Creato il 01 agosto 2013 da Albertocapece

marchionne e bonanniDopo l’Avvocato, l’avvocaticchio. Marchionne non è figlio di Giovanni o di Umberto Agnelli e tuttavia è come se fosse una quarta generazione decadente e inetta essendo stato scelto per fare da tutore ai residui di una famiglia non in grado di reggere un impero industriale e probabilmente nemmeno un bar del centro. La Fiat e la sua sopravvivenza, hanno giocato un ruolo marginale rispetto alla scelta di un uomo destinato più che altro a salvare il patrimonio. E infatti Marchionne, cittadino canadese residente in Svizzera, fino a dieci anni fa non aveva mai nemmeno visto un’industria manifatturiera essendosi sempre occupato di finanza, ragioneria, fisco.
Ma la convinzione che il denaro in grado di riprodurre se stesso era assai più interessante della produzione di cui Marchionne con tutta evidenza non capisce nulla, facendo discorsi da principiante: ciò che conta è il profitto e anche l’avventura Chrysler è stata perseguita in questa ottica, con l’incongrua unione di due gruppi industriali radicalmente differenti nell’ottusa illusione che sommando i numeri dell auto prodotte si potesse dare vita a un costruttore che se la giocava con i grandi e i grandissimi.

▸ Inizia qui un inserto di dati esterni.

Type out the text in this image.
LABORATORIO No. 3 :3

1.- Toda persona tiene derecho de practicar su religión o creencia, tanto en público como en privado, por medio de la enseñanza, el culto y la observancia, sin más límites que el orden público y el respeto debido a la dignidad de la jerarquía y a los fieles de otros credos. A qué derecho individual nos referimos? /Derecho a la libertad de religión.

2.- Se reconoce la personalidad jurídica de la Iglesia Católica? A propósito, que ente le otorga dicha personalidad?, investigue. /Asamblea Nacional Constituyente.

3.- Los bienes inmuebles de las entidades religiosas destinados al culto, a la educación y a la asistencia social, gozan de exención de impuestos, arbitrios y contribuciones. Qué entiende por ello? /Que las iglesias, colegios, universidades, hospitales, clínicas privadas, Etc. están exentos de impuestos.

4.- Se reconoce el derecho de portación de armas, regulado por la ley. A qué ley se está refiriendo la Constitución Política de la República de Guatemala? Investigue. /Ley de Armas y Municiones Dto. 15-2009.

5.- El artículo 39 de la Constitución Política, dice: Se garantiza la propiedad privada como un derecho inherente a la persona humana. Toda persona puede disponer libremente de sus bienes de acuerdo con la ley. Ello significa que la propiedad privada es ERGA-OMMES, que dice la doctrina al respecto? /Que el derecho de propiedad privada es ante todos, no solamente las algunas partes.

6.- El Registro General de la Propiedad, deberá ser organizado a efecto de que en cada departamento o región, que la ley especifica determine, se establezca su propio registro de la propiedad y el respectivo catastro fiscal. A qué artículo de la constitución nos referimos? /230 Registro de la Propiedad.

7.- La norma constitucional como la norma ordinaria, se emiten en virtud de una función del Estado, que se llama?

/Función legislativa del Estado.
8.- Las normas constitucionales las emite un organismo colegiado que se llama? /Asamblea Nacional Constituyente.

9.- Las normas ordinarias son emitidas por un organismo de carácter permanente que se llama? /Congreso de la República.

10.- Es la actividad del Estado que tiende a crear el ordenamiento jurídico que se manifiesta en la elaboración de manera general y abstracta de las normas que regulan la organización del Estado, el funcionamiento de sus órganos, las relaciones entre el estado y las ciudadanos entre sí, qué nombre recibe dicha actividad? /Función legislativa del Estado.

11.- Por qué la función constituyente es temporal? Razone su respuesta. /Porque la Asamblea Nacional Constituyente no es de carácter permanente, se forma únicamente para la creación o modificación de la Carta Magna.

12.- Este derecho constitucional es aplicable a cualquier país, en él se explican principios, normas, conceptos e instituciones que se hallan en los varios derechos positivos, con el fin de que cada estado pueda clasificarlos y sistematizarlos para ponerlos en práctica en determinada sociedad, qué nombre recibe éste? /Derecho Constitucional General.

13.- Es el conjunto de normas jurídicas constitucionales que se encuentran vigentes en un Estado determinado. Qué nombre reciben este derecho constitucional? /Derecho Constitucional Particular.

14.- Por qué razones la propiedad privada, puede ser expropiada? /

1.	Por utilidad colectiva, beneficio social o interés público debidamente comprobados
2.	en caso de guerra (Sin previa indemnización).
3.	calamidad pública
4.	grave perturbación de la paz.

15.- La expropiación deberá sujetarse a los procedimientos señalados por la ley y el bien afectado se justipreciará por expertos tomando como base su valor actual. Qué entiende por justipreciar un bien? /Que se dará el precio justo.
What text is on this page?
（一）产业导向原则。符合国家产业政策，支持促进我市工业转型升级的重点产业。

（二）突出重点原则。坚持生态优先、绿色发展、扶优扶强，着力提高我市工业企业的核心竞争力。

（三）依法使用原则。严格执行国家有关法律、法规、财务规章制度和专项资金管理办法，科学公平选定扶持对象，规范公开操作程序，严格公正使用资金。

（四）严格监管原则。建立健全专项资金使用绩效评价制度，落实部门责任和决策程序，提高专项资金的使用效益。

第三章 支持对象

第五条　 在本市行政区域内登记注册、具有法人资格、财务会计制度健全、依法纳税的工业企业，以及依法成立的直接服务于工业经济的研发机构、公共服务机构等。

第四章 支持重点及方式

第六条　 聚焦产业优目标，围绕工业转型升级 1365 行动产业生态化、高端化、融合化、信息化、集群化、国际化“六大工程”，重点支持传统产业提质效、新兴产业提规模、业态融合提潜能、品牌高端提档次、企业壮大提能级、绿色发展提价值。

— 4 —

Nulla di tutto questo è accaduto: il gruppo vende meno che all’inizio della cosiddetta fusione. E se la Chrysler, dopo un breve fuoco di paglia, comincia di nuovo ad incontrare difficoltà, grazie anche a un insulso modello voluto dall’uomo del maglioncino, la Fiat è al lumicino, la Lancia è praticamente scomparsa, l’Alfa Romeo è in vendita o in esodo dentro una crisi profonda di prodotto e progetto dalla quale Marchionne non ha idea di come uscire, ma nemmeno vuole uscire. Questo dopo che l’Italia ha speso miliardi di euro pubblici per sostenere l’azienda torinese e ha anche fatto di tutto per evitare che entrassero concorrenti diretti a creare posti di lavoro.

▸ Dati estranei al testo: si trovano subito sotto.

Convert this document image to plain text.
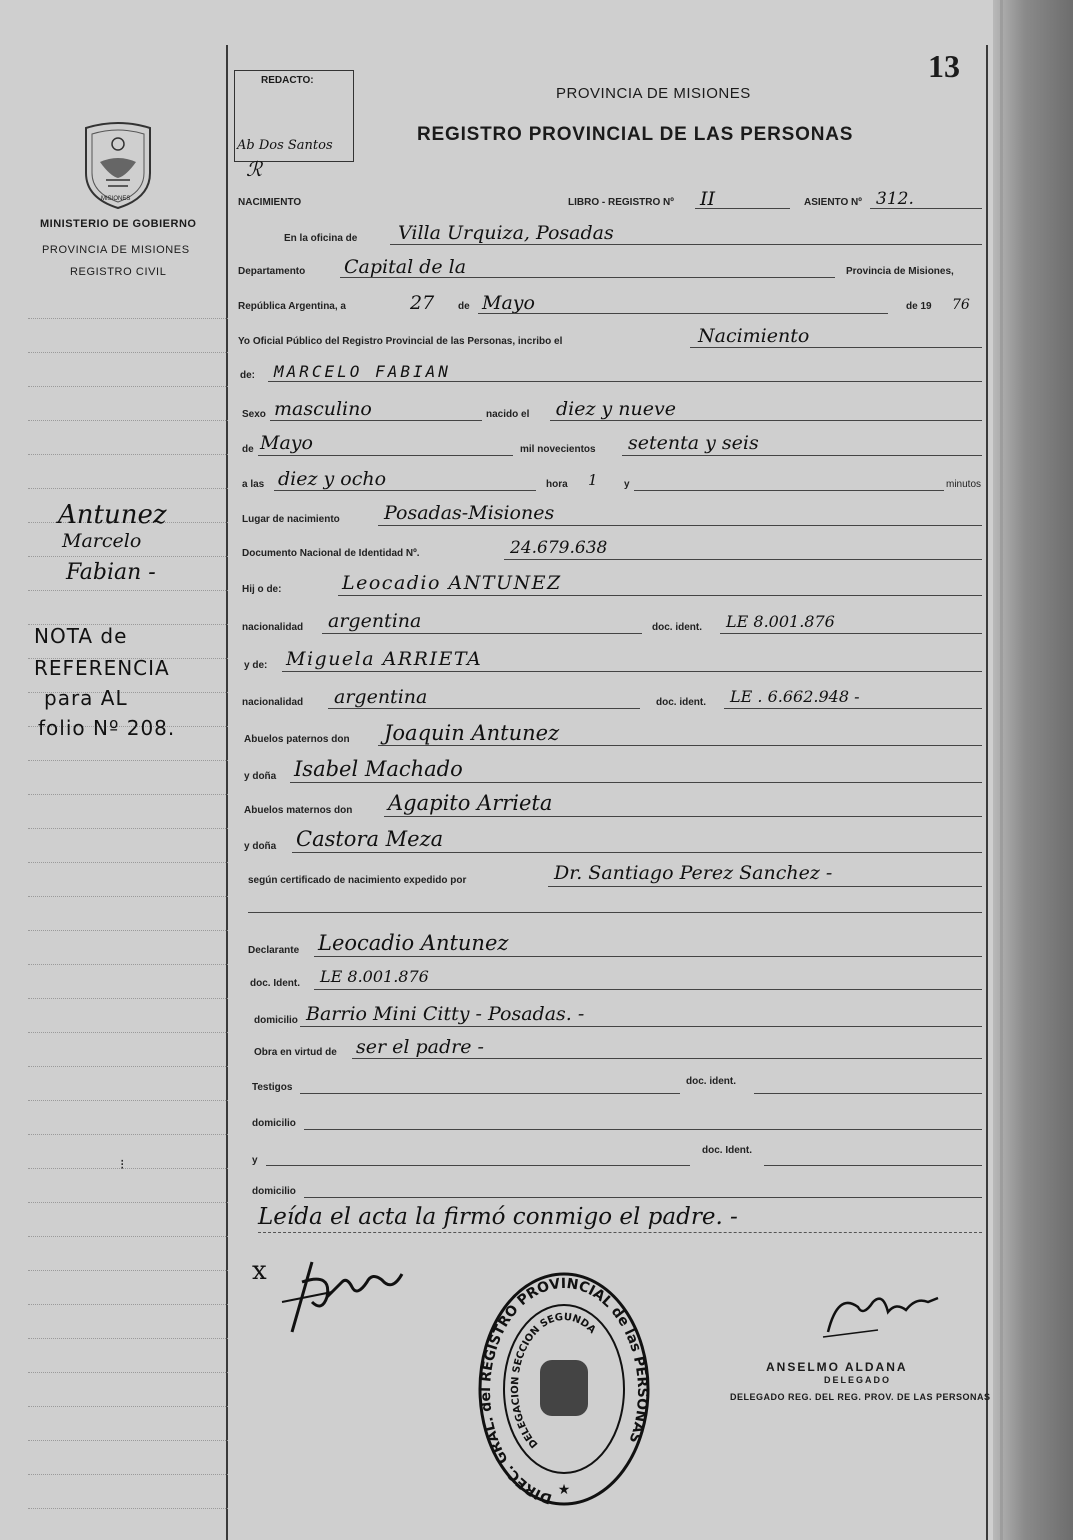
13
REDACTO:
Ab Dos Santos
ℛ
PROVINCIA DE MISIONES
REGISTRO PROVINCIAL DE LAS PERSONAS
MISIONES
MINISTERIO DE GOBIERNO
PROVINCIA DE MISIONES
REGISTRO CIVIL
Antunez
Marcelo
Fabian -
NOTA de
REFERENCIA
para AL
folio Nº 208.
⁝
NACIMIENTO	LIBRO - REGISTRO Nº II	ASIENTO Nº 312.
En la oficina de Villa Urquiza, Posadas
Departamento Capital de la	Provincia de Misiones,
República Argentina, a	27 de Mayo	de 19 76
Yo Oficial Público del Registro Provincial de las Personas, incribo el	Nacimiento
de: MARCELO FABIAN
Sexo masculino	nacido el diez y nueve
de Mayo	mil novecientos setenta y seis
a las diez y ocho	hora 1	y	minutos
Lugar de nacimiento Posadas-Misiones
Documento Nacional de Identidad Nº.	24.679.638
Hij o de:	Leocadio ANTUNEZ
nacionalidad argentina	doc. ident. LE 8.001.876
y de: Miguela ARRIETA
nacionalidad argentina	doc. ident. LE . 6.662.948 -
Abuelos paternos don Joaquin Antunez
y doña Isabel Machado
Abuelos maternos don Agapito Arrieta
y doña Castora Meza
según certificado de nacimiento expedido por	Dr. Santiago Perez Sanchez -
Declarante Leocadio Antunez
doc. Ident. LE 8.001.876
domicilio Barrio Mini Citty - Posadas. -
Obra en virtud de ser el padre -
Testigos
doc. ident.
domicilio
y
doc. Ident.
domicilio
Leída el acta la firmó conmigo el padre. -
x
DIREC. GRAL. del REGISTRO PROVINCIAL de las PERSONAS
DELEGACION SECCION SEGUNDA
★
ANSELMO ALDANA
DELEGADO
DELEGADO REG. DEL REG. PROV. DE LAS PERSONAS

Ora per giustificare se stesso dice che in Italia non si può fare impresa. Chissà come poi siamo riusciti a diventare il secondo Paese industriale d’Europa. Probabilmente perché non c’erano i Marchionne i quali evidentemente considerano che l’ideale per mettere su l’industria sia una città fantasma come Detroit, ormai fallita, semi abbandonata nelle sue zone centrali e affollata solo dalla criminalità, dove una casa di oltre 100 metri quadri può  costare appena 300 dollari. Sono queste le realtà che piacciono a Marchionne: quelle dove degrado e miseria forniscono un’arma ideale per offendere la dignità del lavoro.

Oddio il sistema politico si sta dando da fare per accontentare l’Ad della Fiat e creare le condizioni ideali per la produzione. Peccato che quei testoni di italiani siano così recalcitranti a farsi entrare in testa che miseria, sfruttamento, precarietà, assenza di welfare siano una manna per la competitività. E in più ci si mettono anche i tribunali che impongono di ripristinare un minimo di agibilità sindacale, incuranti che così fanno piangere Bonanni. Così che molto presto Marchionne porterà tutto via dando l’addio a questo mondo crudele e invidioso che non capisce perché lui debba guadagnare in un anno più di tutti i lavoratori di Pomigliano.